I still worry about each new ache or pain, but this comes with the territory. Dr B and nurse Erin,  are patient and supportive.

This week, I am on vacation. Ken and I are living on board a boat docked at Shelter Island and learning to sail it – all 42′ of it. It’s intimdating, but exciting. The weather is lousy. The rain doesn’t keep us from going out except when it’s too heavy to see. On deck, we get cold and wet with the limited gear we have. We intend to be fairweather sailors and didn’t plan on getting foul-weather gear. We now have bright yellow slickers but nothing to keep our feet dry.

Preliminary results of the PET scan indicate my medications are still working. Yeah!!! This is a HUGE relief. For now, I will continue on Tarceva and the trial medication.

I often get questions about the differences between a PET and CT scan. The simplest way I can explain it – as I understand it –  is PET scans indicate tumor activity while CT scans are a series of xrays that show shapes of organs as well as any abnormal objects.
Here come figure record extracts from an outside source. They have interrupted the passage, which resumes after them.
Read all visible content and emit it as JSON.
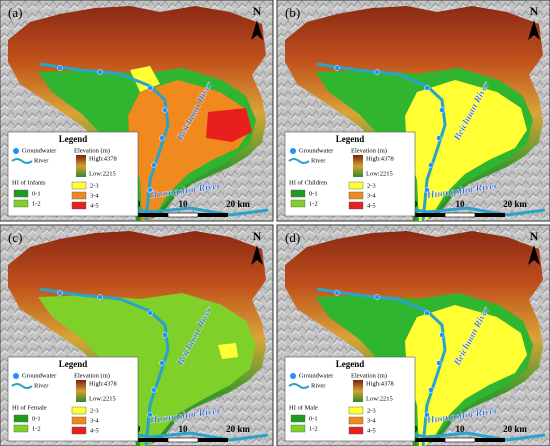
{
  "north": "N",
  "scale": [
    "0",
    "10",
    "20 km"
  ],
  "rivers": [
    "Beichuan River",
    "Huangshui River"
  ],
  "legend": {
    "title": "Legend",
    "groundwater": "Groundwater",
    "elevation": "Elevation (m)",
    "river": "River",
    "high": "High:4378",
    "low": "Low:2215",
    "classes": [
      "0-1",
      "1-2",
      "2-3",
      "3-4",
      "4-5"
    ]
  },
  "panels": [
    {
      "label": "(a)",
      "hi": "HI of Infants"
    },
    {
      "label": "(b)",
      "hi": "HI of Children"
    },
    {
      "label": "(c)",
      "hi": "HI of Female"
    },
    {
      "label": "(d)",
      "hi": "HI of Male"
    }
  ]
}
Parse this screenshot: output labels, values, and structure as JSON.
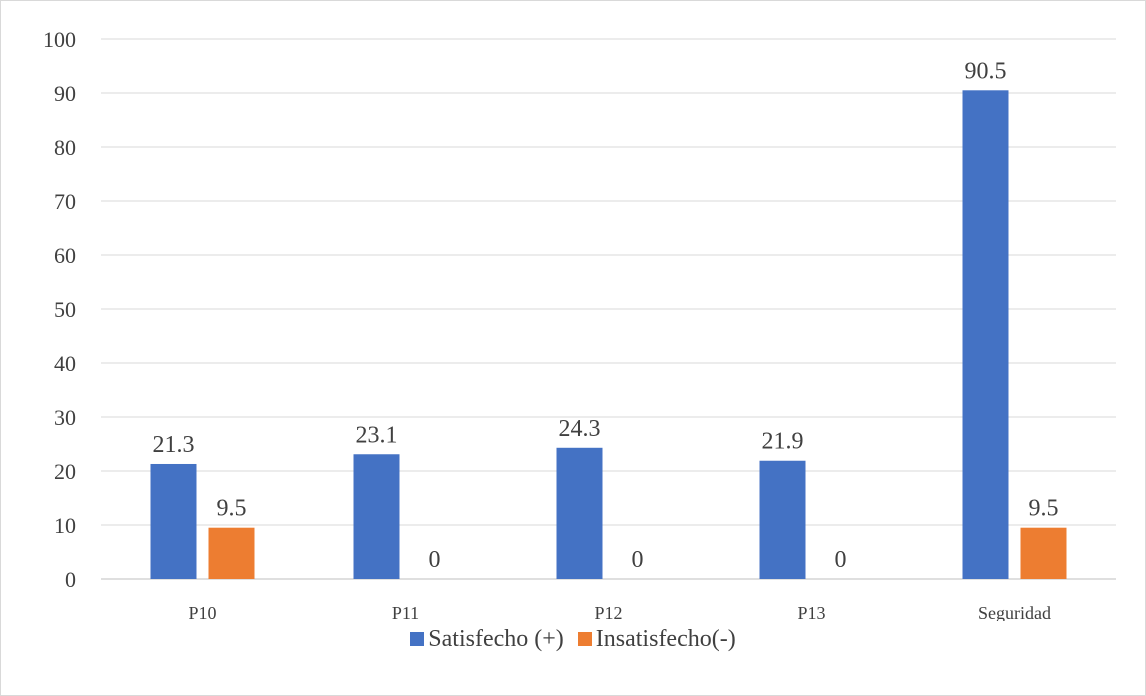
{
  "chart_data": {
    "type": "bar",
    "categories": [
      "P10",
      "P11",
      "P12",
      "P13",
      "Seguridad"
    ],
    "series": [
      {
        "name": "Satisfecho (+)",
        "values": [
          21.3,
          23.1,
          24.3,
          21.9,
          90.5
        ],
        "color": "#4472C4"
      },
      {
        "name": "Insatisfecho(-)",
        "values": [
          9.5,
          0,
          0,
          0,
          9.5
        ],
        "color": "#ED7D31"
      }
    ],
    "data_labels": [
      [
        "21.3",
        "23.1",
        "24.3",
        "21.9",
        "90.5"
      ],
      [
        "9.5",
        "0",
        "0",
        "0",
        "9.5"
      ]
    ],
    "y_ticks": [
      "0",
      "10",
      "20",
      "30",
      "40",
      "50",
      "60",
      "70",
      "80",
      "90",
      "100"
    ],
    "ylim": [
      0,
      100
    ],
    "grid": true,
    "legend_position": "bottom",
    "title": "",
    "xlabel": "",
    "ylabel": ""
  }
}
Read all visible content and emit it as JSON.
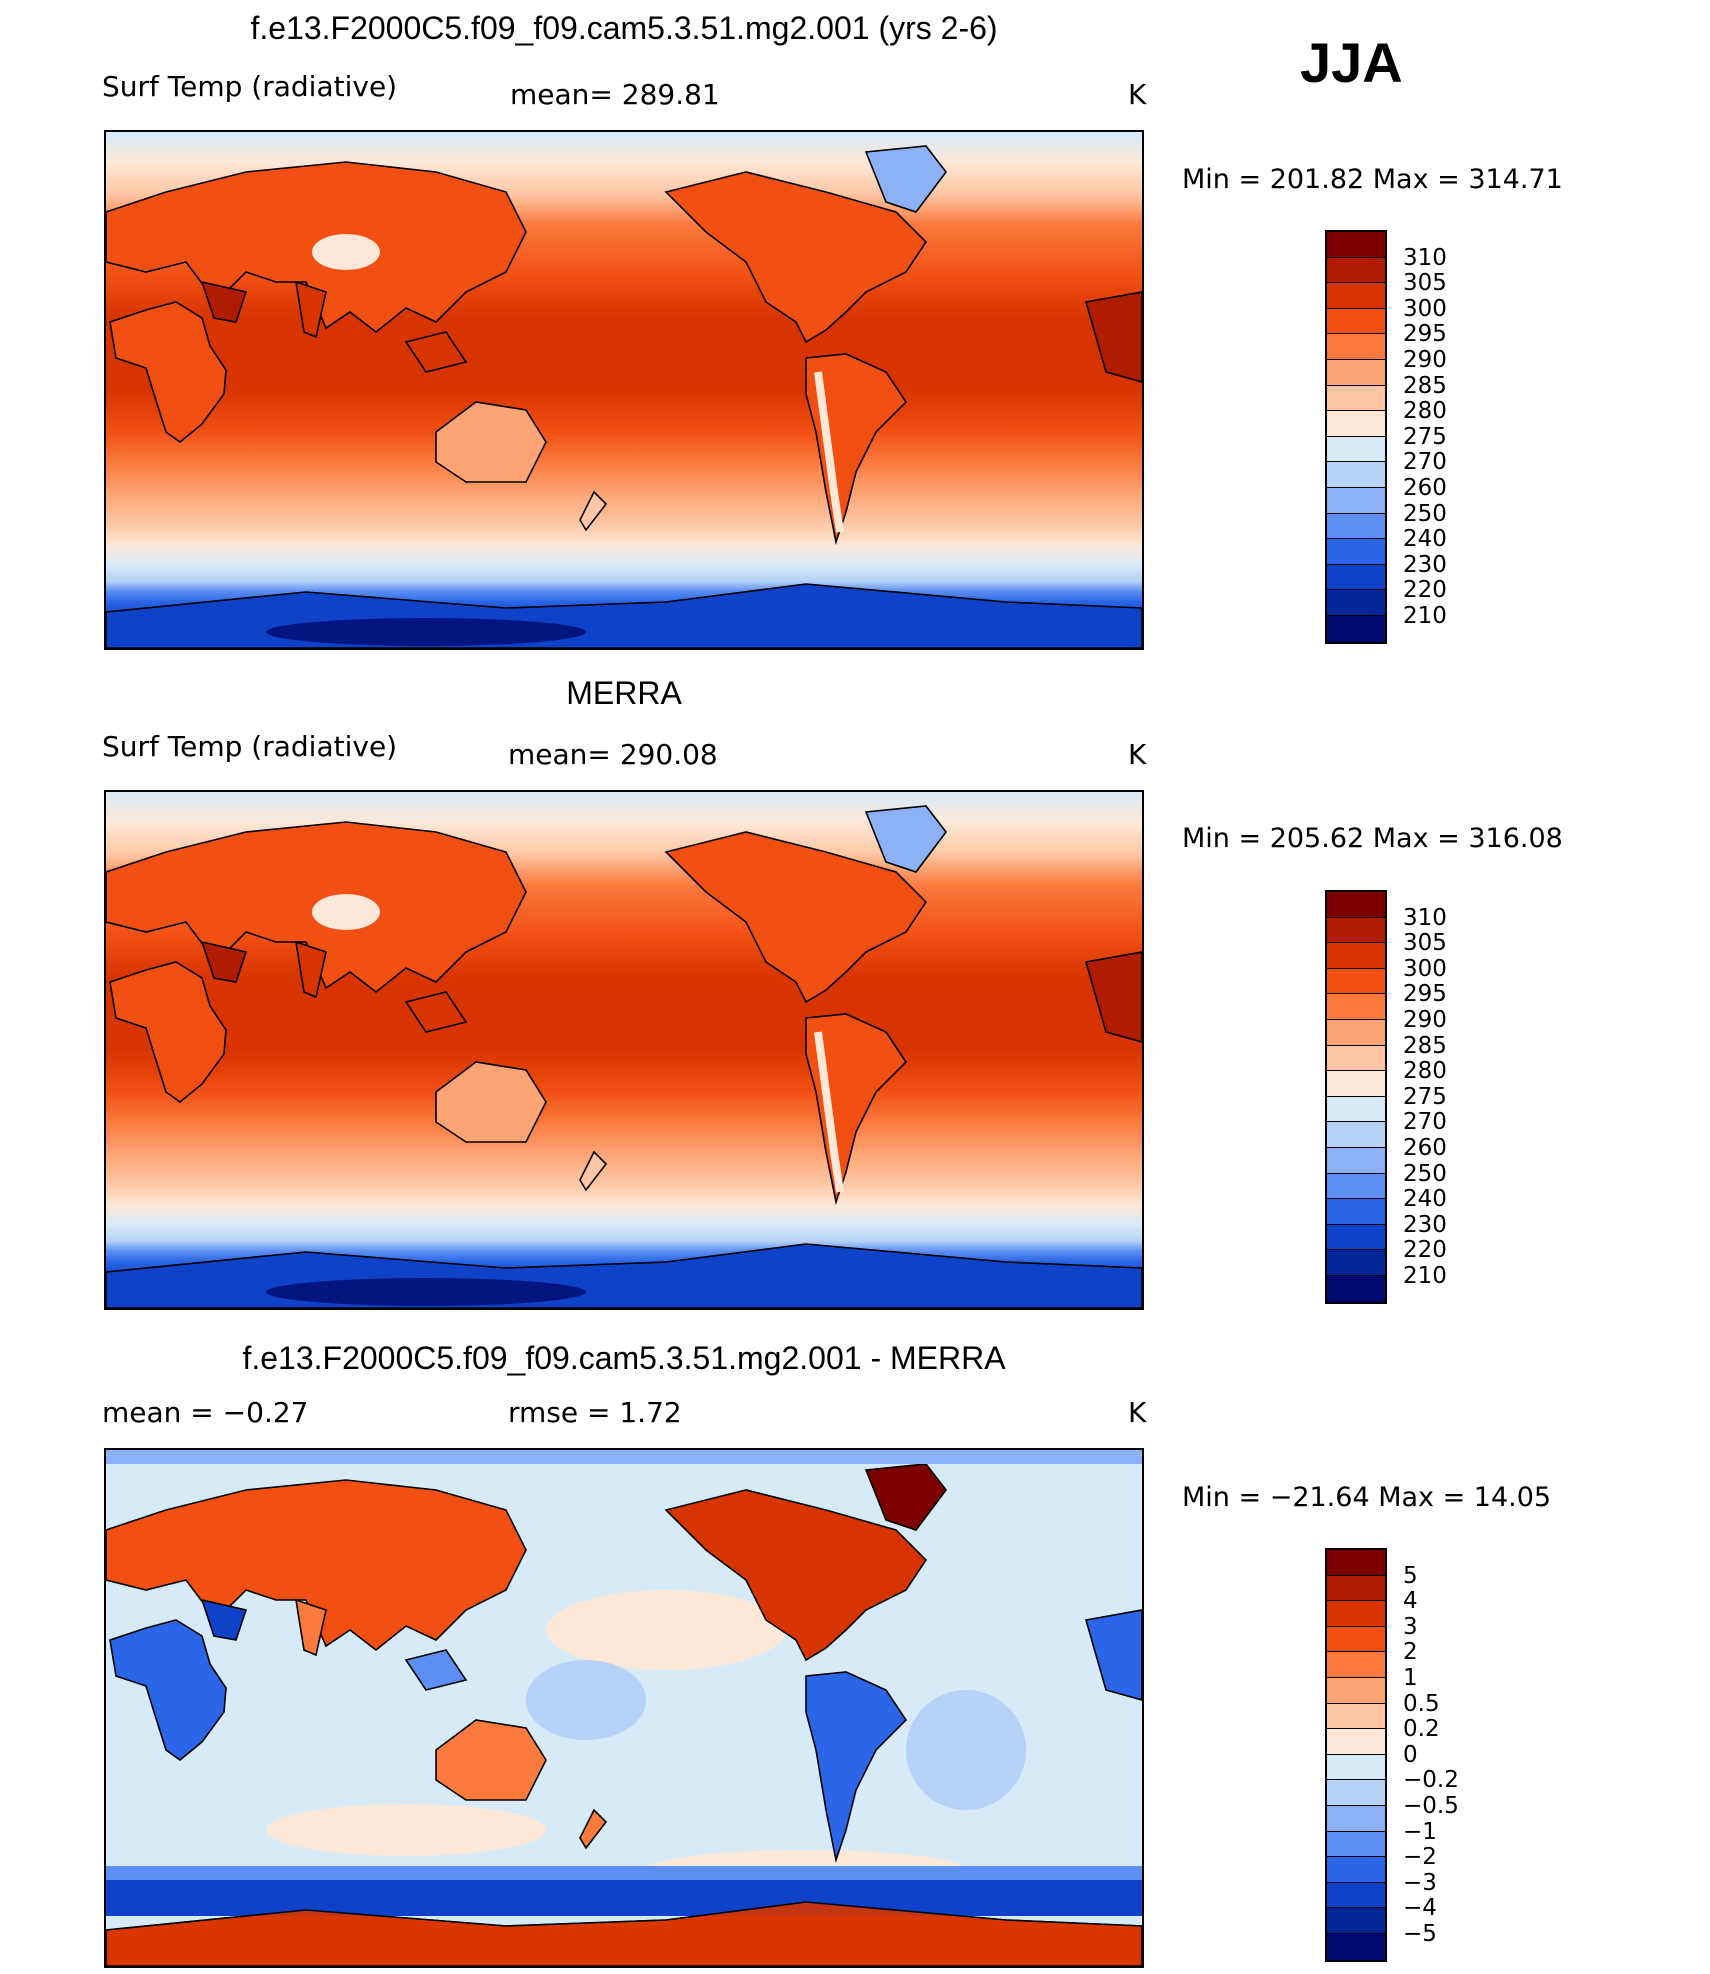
{
  "season": "JJA",
  "chart_data": [
    {
      "type": "heatmap",
      "title": "f.e13.F2000C5.f09_f09.cam5.3.51.mg2.001 (yrs 2-6)",
      "variable": "Surf Temp (radiative)",
      "stat_text": "mean=  289.81",
      "units": "K",
      "minmax_text": "Min  =  201.82  Max  =  314.71",
      "mean": 289.81,
      "min": 201.82,
      "max": 314.71,
      "colorbar": {
        "labels": [
          "310",
          "305",
          "300",
          "295",
          "290",
          "285",
          "280",
          "275",
          "270",
          "260",
          "250",
          "240",
          "230",
          "220",
          "210"
        ],
        "colors": [
          "#7d0000",
          "#b01c00",
          "#d73400",
          "#f24f13",
          "#fb7a3e",
          "#fda474",
          "#fdc7a5",
          "#fde8d7",
          "#d6eaf8",
          "#b7d2f7",
          "#8cb1f5",
          "#5d8ef3",
          "#2c66e8",
          "#0f42c8",
          "#042696",
          "#000a6e"
        ]
      }
    },
    {
      "type": "heatmap",
      "title": "MERRA",
      "variable": "Surf Temp (radiative)",
      "stat_text": "mean=  290.08",
      "units": "K",
      "minmax_text": "Min  =  205.62  Max  =  316.08",
      "mean": 290.08,
      "min": 205.62,
      "max": 316.08,
      "colorbar": {
        "labels": [
          "310",
          "305",
          "300",
          "295",
          "290",
          "285",
          "280",
          "275",
          "270",
          "260",
          "250",
          "240",
          "230",
          "220",
          "210"
        ],
        "colors": [
          "#7d0000",
          "#b01c00",
          "#d73400",
          "#f24f13",
          "#fb7a3e",
          "#fda474",
          "#fdc7a5",
          "#fde8d7",
          "#d6eaf8",
          "#b7d2f7",
          "#8cb1f5",
          "#5d8ef3",
          "#2c66e8",
          "#0f42c8",
          "#042696",
          "#000a6e"
        ]
      }
    },
    {
      "type": "heatmap",
      "title": "f.e13.F2000C5.f09_f09.cam5.3.51.mg2.001 - MERRA",
      "variable": "mean  =     −0.27",
      "stat_text": "rmse  =     1.72",
      "units": "K",
      "minmax_text": "Min  =  −21.64  Max  =    14.05",
      "mean": -0.27,
      "rmse": 1.72,
      "min": -21.64,
      "max": 14.05,
      "colorbar": {
        "labels": [
          "5",
          "4",
          "3",
          "2",
          "1",
          "0.5",
          "0.2",
          "0",
          "−0.2",
          "−0.5",
          "−1",
          "−2",
          "−3",
          "−4",
          "−5"
        ],
        "colors": [
          "#7d0000",
          "#b01c00",
          "#d73400",
          "#f24f13",
          "#fb7a3e",
          "#fda474",
          "#fdc7a5",
          "#fde8d7",
          "#d6eaf8",
          "#b7d2f7",
          "#8cb1f5",
          "#5d8ef3",
          "#2c66e8",
          "#0f42c8",
          "#042696",
          "#000a6e"
        ]
      }
    }
  ]
}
These can indicate a tumor, infection, or scar tissue, etc. The abnormalities are compared to sites of high metabolic activity on a PET scan to determine if any might have cancerous activity. ANd, BTW… a CT scan and a CAT scan are the same thing – Computed Tomography. PET stands for Positron Emission Tomography.

Monday, January 5th we saw Dr B for the test results and my routine exam. The brain MRI from the 22nd was clear. Still no explanation for the ache near my ear… but at least it doesn’t look like anything serious. Now for the not-so-good news. My CT results didn’t look good, at least the radiologist’s report was not good. It indicated the tumor is progressing – not a lot – but any progression is not good and reason to discontinue my current treatment. It’s possible it is an error. I will have a PET scan to get more information. The CT will also be formally reviewed for clarification. The PET scan is tomorrow morning. The two scans will be compared. I should know more by Friday.

I expected and hoped to get at least at year and a half from Tarceva and possibly more. It’s been very effective so far. My symptoms remain good. Hopefully, the PET scan will give us great news.